Mart 2020’den bu yana, yani 10 aydır iş yerleri kapalı.
Esnaf terminolojisiyle yaklaşık 1 yıldır siftahları yok.
Geçimlerini sağlamak bir yana, Bağ-Kur primi, konut veya araç kredisi, ya da ev kirası gibi sabit giderlerini, tek kuruş gelirleri olmadan ödemek zorundalar.
Esnafa destek paketinde yer almamaları, tüm bunların üzerine tüy dikti.
Ve artık isyan etme noktasına geldiler.
Efendim kantinci esnafından söz ediyorum.
Bursa’da sayıları 460.
Medyada konuğum olan Bursa Kantinciler Esnaf Odası Başkanı Recep Çam’ın verdiği bilgiye göre, Bursa’da 20 kantinci iflas bayrağını çekti.
Geride kalanların da durumu iç açıcı değil.
Şubat ayında yüz yüze eğitim başlasa bile, bu yılı da kayıp olarak görüyorlar.
Son olarak 3 bakanlığın kapısını çalıp, “Bari kredilerimizi erteleyin” teklifinde bulunmuşlar.
Yanıt yok ancak kantincinin umudu da yok zaten.
Çam, “Eğer kredilerimiz ertelenmezse, ödeyemeyiz” diyor.
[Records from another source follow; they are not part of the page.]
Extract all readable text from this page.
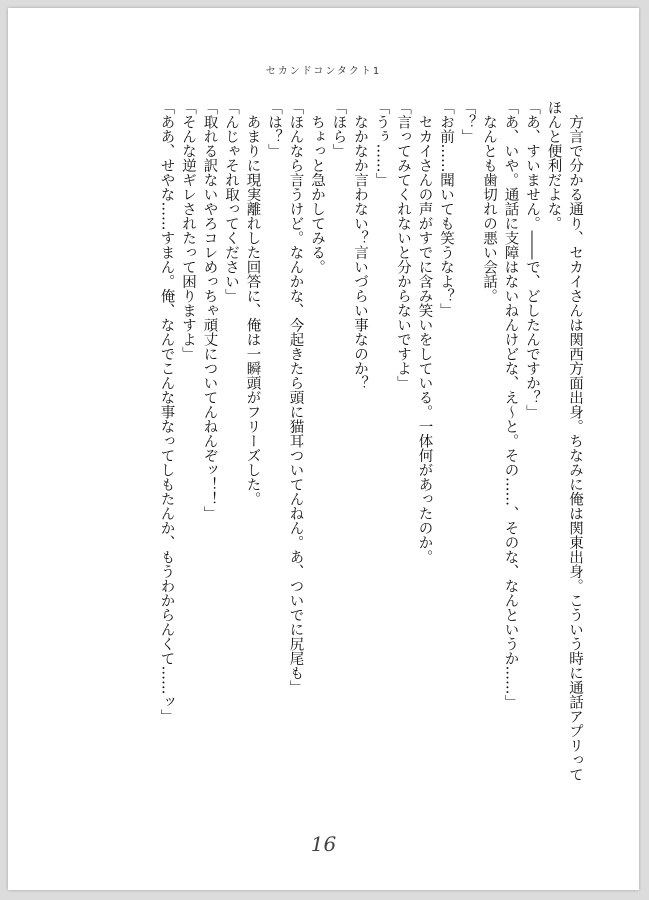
セカンドコンタクト1
　方言で分かる通り、セカイさんは関西方面出身。ちなみに俺は関東出身。こういう時に通話アプリって
ほんと便利だよな。
「あ、すいません。――で、どしたんですか？」
「あ、いや。通話に支障はないねんけどな、え～と。その……、そのな、なんというか……」
　なんとも歯切れの悪い会話。
「？」
「お前……聞いても笑うなよ？」
　セカイさんの声がすでに含み笑いをしている。一体何があったのか。
「言ってみてくれないと分からないですよ」
「うぅ……」
　なかなか言わない？言いづらい事なのか？
「ほら」
　ちょっと急かしてみる。
「ほんなら言うけど。なんかな、今起きたら頭に猫耳ついてんねん。あ、ついでに尻尾も」
「は？」
　あまりに現実離れした回答に、俺は一瞬頭がフリーズした。
「んじゃそれ取ってください」
「取れる訳ないやろコレめっちゃ頑丈についてんねんぞッ！！」
「そんな逆ギレされたって困りますよ」
「ああ、せやな……すまん。俺、なんでこんな事なってしもたんか、もうわからんくて……ッ」
16
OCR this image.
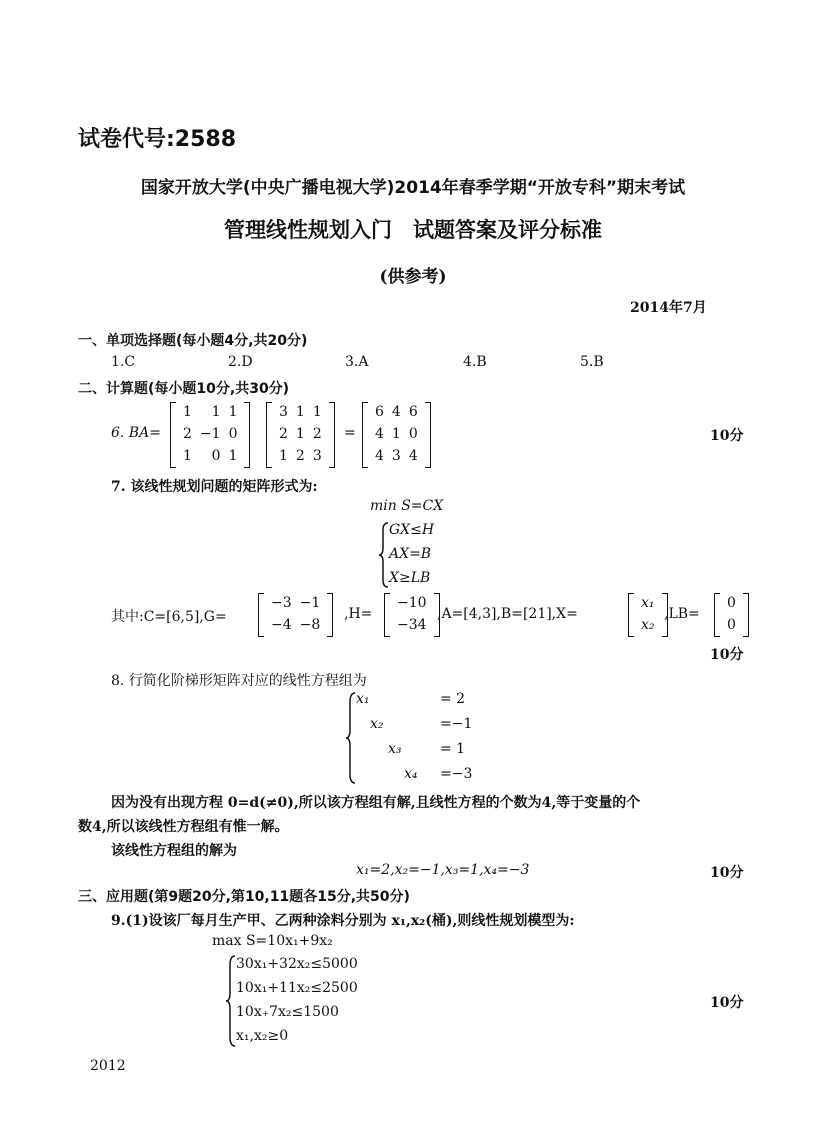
试卷代号:2588
国家开放大学(中央广播电视大学)2014年春季学期“开放专科”期末考试
管理线性规划入门　试题答案及评分标准
(供参考)
2014年7月
一、单项选择题(每小题4分,共20分)
1.C	2.D	3.A	4.B	5.B
二、计算题(每小题10分,共30分)
6. BA=
1	1 1
2 −1 0
1	0 1
3 1 1
2 1 2
1 2 3
=
6 4 6
4 1 0
4 3 4
10分
7. 该线性规划问题的矩阵形式为:
min S=CX
GX≤H
AX=B
X≥LB
其中:C=[6,5],G=
−3 −1
−4 −8
,H=
−10
−34
,A=[4,3],B=[21],X=
x₁
x₂
,LB=
0
0
10分
8. 行简化阶梯形矩阵对应的线性方程组为
x₁	= 2
x₂	=−1
x₃	= 1
x₄ =−3
因为没有出现方程 0=d(≠0),所以该方程组有解,且线性方程的个数为4,等于变量的个
数4,所以该线性方程组有惟一解。
该线性方程组的解为
x₁=2,x₂=−1,x₃=1,x₄=−3	10分
三、应用题(第9题20分,第10,11题各15分,共50分)
9.(1)设该厂每月生产甲、乙两种涂料分别为 x₁,x₂(桶),则线性规划模型为:
max S=10x₁+9x₂
30x₁+32x₂≤5000
10x₁+11x₂≤2500
10x₊7x₂≤1500
x₁,x₂≥0
10分
2012
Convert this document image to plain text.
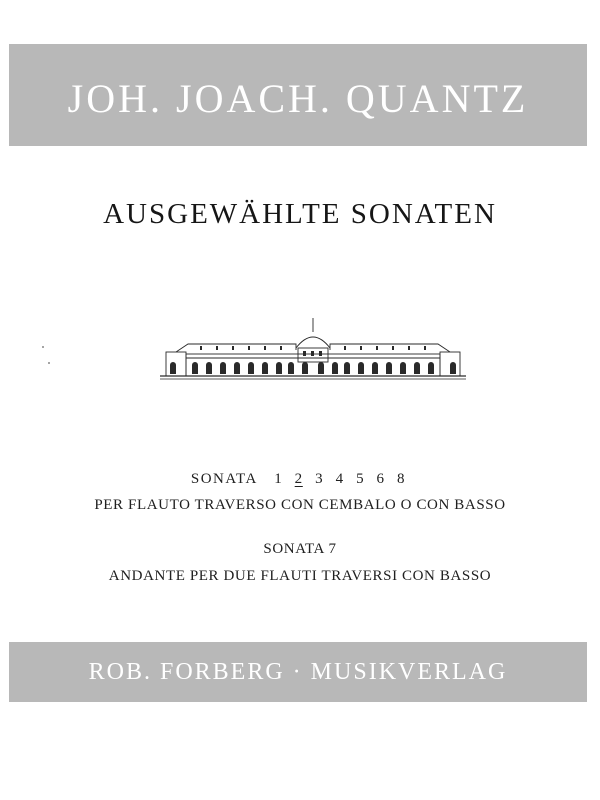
JOH. JOACH. QUANTZ
AUSGEWÄHLTE SONATEN
SONATA 1 2 3 4 5 6 8
PER FLAUTO TRAVERSO CON CEMBALO O CON BASSO
SONATA 7
ANDANTE PER DUE FLAUTI TRAVERSI CON BASSO
ROB. FORBERG · MUSIKVERLAG
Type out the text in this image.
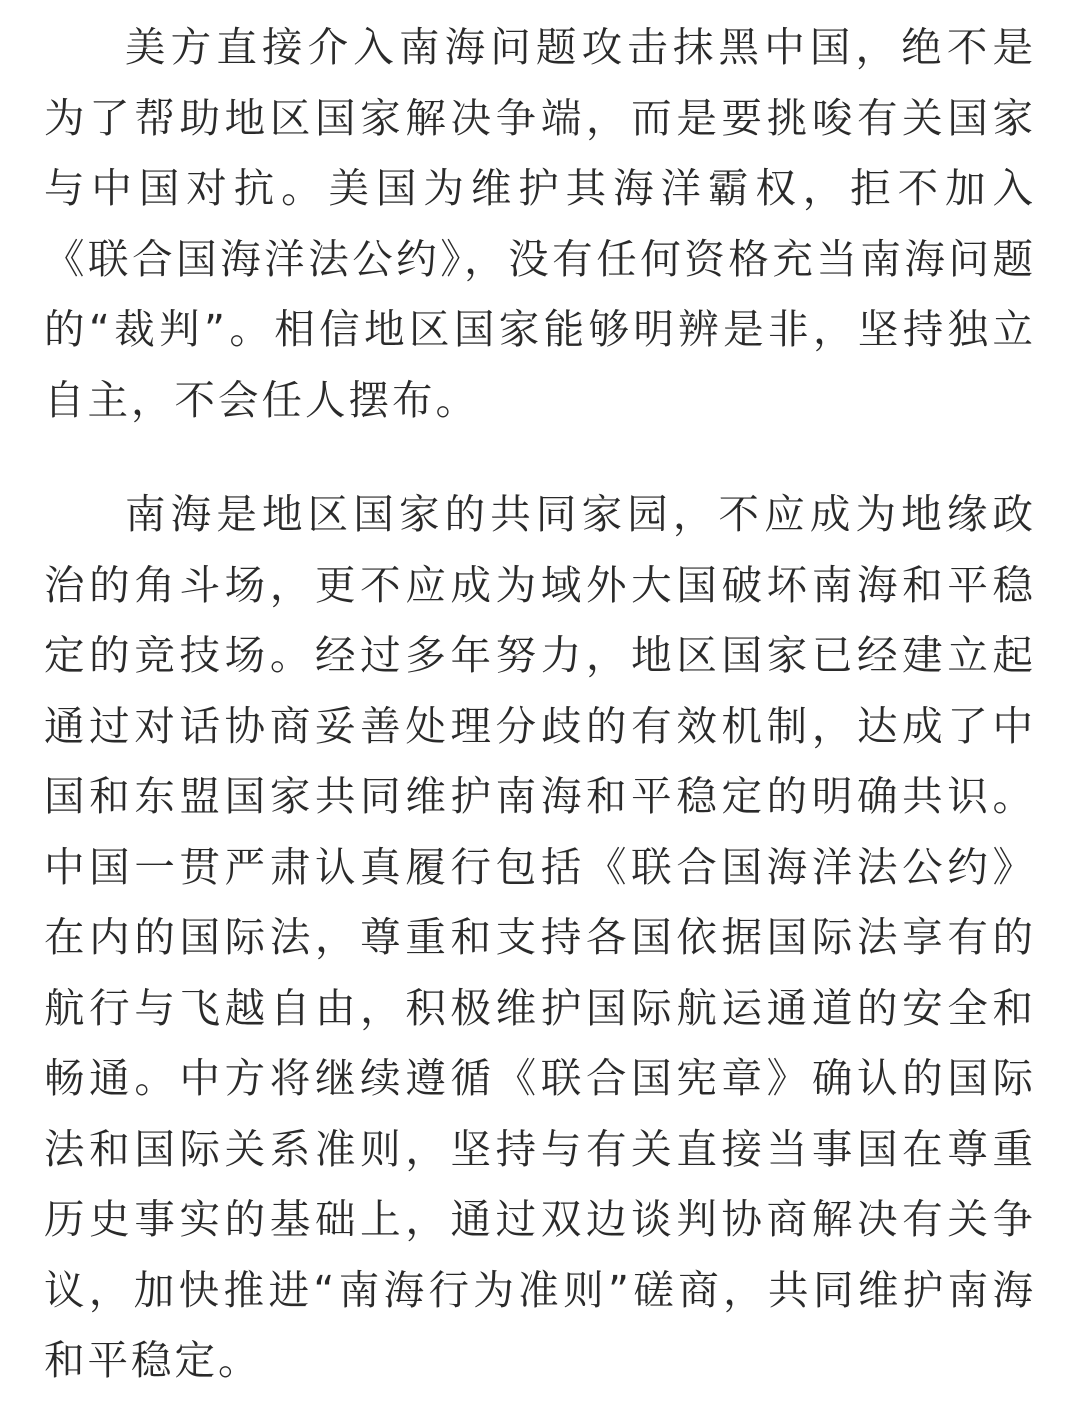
美方直接介入南海问题攻击抹黑中国，绝不是为了帮助地区国家解决争端，而是要挑唆有关国家与中国对抗。美国为维护其海洋霸权，拒不加入《联合国海洋法公约》，没有任何资格充当南海问题的“裁判”。相信地区国家能够明辨是非，坚持独立自主，不会任人摆布。

南海是地区国家的共同家园，不应成为地缘政治的角斗场，更不应成为域外大国破坏南海和平稳定的竞技场。经过多年努力，地区国家已经建立起通过对话协商妥善处理分歧的有效机制，达成了中国和东盟国家共同维护南海和平稳定的明确共识。中国一贯严肃认真履行包括《联合国海洋法公约》在内的国际法，尊重和支持各国依据国际法享有的航行与飞越自由，积极维护国际航运通道的安全和畅通。中方将继续遵循《联合国宪章》确认的国际法和国际关系准则，坚持与有关直接当事国在尊重历史事实的基础上，通过双边谈判协商解决有关争议，加快推进“南海行为准则”磋商，共同维护南海和平稳定。
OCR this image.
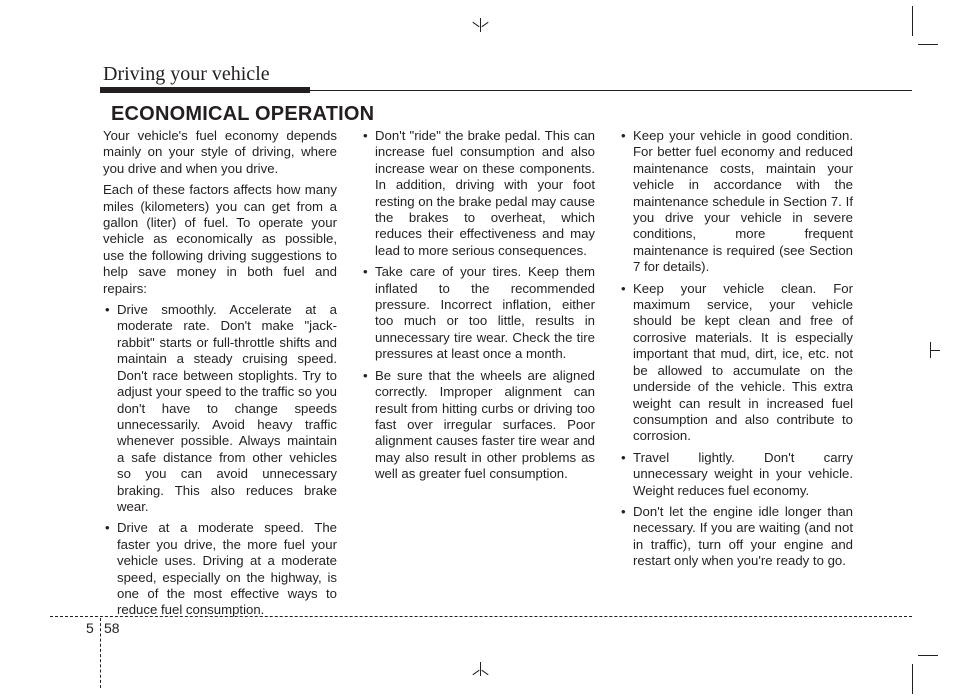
Driving your vehicle
ECONOMICAL OPERATION

Your vehicle's fuel economy depends mainly on your style of driving, where you drive and when you drive.

Each of these factors affects how many miles (kilometers) you can get from a gallon (liter) of fuel. To operate your vehicle as economically as possible, use the following driving suggestions to help save money in both fuel and repairs:

• Drive smoothly. Accelerate at a moderate rate. Don't make "jack-rabbit" starts or full-throttle shifts and maintain a steady cruising speed. Don't race between stoplights. Try to adjust your speed to the traffic so you don't have to change speeds unnecessarily. Avoid heavy traffic whenever possible. Always maintain a safe distance from other vehicles so you can avoid unnecessary braking. This also reduces brake wear.
• Drive at a moderate speed. The faster you drive, the more fuel your vehicle uses. Driving at a moderate speed, especially on the highway, is one of the most effective ways to reduce fuel consumption.
• Don't "ride" the brake pedal. This can increase fuel consumption and also increase wear on these components. In addition, driving with your foot resting on the brake pedal may cause the brakes to overheat, which reduces their effectiveness and may lead to more serious consequences.
• Take care of your tires. Keep them inflated to the recommended pressure. Incorrect inflation, either too much or too little, results in unnecessary tire wear. Check the tire pressures at least once a month.
• Be sure that the wheels are aligned correctly. Improper alignment can result from hitting curbs or driving too fast over irregular surfaces. Poor alignment causes faster tire wear and may also result in other problems as well as greater fuel consumption.
• Keep your vehicle in good condition. For better fuel economy and reduced maintenance costs, maintain your vehicle in accordance with the maintenance schedule in Section 7. If you drive your vehicle in severe conditions, more frequent maintenance is required (see Section 7 for details).
• Keep your vehicle clean. For maximum service, your vehicle should be kept clean and free of corrosive materials. It is especially important that mud, dirt, ice, etc. not be allowed to accumulate on the underside of the vehicle. This extra weight can result in increased fuel consumption and also contribute to corrosion.
• Travel lightly. Don't carry unnecessary weight in your vehicle. Weight reduces fuel economy.
• Don't let the engine idle longer than necessary. If you are waiting (and not in traffic), turn off your engine and restart only when you're ready to go.
5 58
Yani “Erteleseniz de ertelemeseniz de ödeyemeyeceğiz, dayanacak gücümüz yok, biz bittik” diyor.
Var mı kantincilerin feryadını duyan?
Bursalı esnaf borcuna sadık
İş yerleri açık olsa bile ciroları yarı yarıya düşmesine rağmen…
Sokağa çıkma kısıtlamasaydı, içeriye müşteri alma yasağıydı, erken kapama kuralıydı derken, işlerde ne tat, ne tuz kalmamasına rağmen.
Bursalı esnaf, şapkadan tavşan çıkarıyor ve borcunu ödüyor.
Esnaf Sanatkarlar Kredi ve Kefalet Kooperatifi aracılığıyla Halkbank’tan alınan esnafa destek kredilerinin geri ödemesi geldi.
Bursalı esnafın sadece yüzde 2’si taksitlerini ödeyememiş.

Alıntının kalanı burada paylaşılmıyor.